Parmelin Guy · Bundesrat · 2016-12-06
Parmelin Guy · Bundesrat · Waadt · 2016-12-06
Wortprotokoll
Monsieur Dittli, je souhaite apporter quelques compléments à la réponse qui vous a été donnée. Le Service de renseignement de la Confédération, aujourd'hui, avant l'entrée en vigueur de la nouvelle loi fédérale sur le renseignement, ne dispose d'aucune base légale qui l'autorise à surveiller de façon régulière les mosquées, les imams ou leurs activités en Suisse, sans qu'on soupçonne une menace potentielle pour la sécurité intérieure ou extérieure de la Suisse. Il faut donc vraiment qu'il y ait des indices de menace pour que nous puissions intervenir à ce niveau. Cependant, si le Service de renseignement a des indications concrètes concernant les activités terroristes ou extrémistes violentes d'un imam ou d'une personne qui fréquenterait une mosquée, alors il peut, aujourd'hui déjà, prendre des mesures préventives à l'encontre de ces personnes.
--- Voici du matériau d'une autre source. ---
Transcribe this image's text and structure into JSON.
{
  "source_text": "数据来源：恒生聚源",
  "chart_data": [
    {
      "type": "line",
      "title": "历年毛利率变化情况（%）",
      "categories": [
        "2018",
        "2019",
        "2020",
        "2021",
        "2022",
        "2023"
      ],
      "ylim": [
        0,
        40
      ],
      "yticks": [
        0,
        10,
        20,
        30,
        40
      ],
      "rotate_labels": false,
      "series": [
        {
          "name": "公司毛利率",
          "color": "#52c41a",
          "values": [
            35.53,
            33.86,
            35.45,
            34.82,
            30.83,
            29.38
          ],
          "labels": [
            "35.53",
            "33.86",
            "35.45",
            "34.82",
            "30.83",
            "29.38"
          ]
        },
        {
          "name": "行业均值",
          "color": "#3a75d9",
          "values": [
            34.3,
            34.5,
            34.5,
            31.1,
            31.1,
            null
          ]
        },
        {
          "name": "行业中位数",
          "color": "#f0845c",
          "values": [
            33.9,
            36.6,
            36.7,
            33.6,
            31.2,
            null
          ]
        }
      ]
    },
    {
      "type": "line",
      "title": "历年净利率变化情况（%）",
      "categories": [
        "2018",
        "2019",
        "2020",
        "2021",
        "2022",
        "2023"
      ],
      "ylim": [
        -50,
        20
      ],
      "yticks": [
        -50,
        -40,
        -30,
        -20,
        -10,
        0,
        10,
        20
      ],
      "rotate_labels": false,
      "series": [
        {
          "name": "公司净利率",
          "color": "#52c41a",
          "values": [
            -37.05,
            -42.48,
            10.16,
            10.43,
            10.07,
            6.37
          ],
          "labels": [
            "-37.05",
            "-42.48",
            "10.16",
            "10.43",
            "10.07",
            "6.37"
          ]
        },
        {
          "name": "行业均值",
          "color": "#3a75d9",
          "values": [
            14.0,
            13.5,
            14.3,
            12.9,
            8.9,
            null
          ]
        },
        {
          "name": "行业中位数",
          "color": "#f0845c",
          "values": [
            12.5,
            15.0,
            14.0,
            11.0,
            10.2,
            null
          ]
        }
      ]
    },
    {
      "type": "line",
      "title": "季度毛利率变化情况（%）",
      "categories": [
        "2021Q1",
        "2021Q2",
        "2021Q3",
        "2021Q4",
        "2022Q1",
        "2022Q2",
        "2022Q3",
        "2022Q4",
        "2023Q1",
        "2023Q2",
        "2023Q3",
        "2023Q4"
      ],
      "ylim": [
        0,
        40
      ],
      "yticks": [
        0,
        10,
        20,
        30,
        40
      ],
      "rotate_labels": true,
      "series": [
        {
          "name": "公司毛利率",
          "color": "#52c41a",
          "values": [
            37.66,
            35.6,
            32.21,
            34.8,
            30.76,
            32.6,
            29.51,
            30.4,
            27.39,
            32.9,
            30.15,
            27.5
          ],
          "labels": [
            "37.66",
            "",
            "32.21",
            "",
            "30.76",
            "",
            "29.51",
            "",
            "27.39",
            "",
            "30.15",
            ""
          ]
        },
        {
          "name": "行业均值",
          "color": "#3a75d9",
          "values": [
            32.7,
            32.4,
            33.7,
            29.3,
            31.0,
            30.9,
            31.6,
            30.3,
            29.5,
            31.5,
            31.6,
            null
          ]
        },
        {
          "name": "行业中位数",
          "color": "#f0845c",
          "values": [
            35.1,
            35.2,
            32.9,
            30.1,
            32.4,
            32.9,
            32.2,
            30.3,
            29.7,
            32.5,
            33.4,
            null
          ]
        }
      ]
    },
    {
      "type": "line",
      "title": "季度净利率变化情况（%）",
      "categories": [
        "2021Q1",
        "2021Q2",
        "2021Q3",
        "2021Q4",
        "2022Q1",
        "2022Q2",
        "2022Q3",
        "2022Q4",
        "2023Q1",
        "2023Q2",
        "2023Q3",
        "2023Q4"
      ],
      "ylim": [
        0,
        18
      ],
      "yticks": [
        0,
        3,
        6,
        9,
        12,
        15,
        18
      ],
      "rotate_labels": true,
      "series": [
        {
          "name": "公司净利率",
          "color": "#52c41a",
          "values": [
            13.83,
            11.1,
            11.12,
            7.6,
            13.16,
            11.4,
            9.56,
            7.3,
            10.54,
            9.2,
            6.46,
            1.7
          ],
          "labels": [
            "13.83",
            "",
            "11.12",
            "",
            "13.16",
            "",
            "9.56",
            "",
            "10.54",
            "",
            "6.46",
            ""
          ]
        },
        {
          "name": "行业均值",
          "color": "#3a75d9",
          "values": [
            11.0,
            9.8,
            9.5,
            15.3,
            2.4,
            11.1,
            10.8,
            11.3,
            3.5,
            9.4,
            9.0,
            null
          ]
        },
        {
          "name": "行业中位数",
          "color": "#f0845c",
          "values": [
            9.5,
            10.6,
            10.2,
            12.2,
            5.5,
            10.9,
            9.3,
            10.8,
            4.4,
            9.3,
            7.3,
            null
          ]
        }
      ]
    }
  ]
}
Il peut collecter des informations spécifiques, procéder à des entretiens préventifs. Il peut aussi collaborer avec des informateurs ou des sources, et il peut soumettre des propositions, par exemple une interdiction d'entrée sur le territoire suisse, à l'Office fédéral de la police. Le Service de renseignement traite activement cette thématique. Il est en contact étroit avec les cantons concernés.
Aujourd'hui, vous le savez, le Service de renseignement ne peut, pour l'essentiel, rechercher des informations que dans les lieux publics, accessibles à tous, qu'il s'agisse de places publiques ou d'Internet. La nouvelle loi sur le renseignement, qui devrait en principe entrer en vigueur au 1er septembre 2017, permettra d'améliorer cette situation. A notre connaissance, il ne devrait pas Y avoir de lien direct entre Diyanet et les mosquées que vous avez évoquées. Je répète que, comme notre mission ne nous permet pas de pas surveiller continuellement ce genre d'établissement, cela reste au conditionnel.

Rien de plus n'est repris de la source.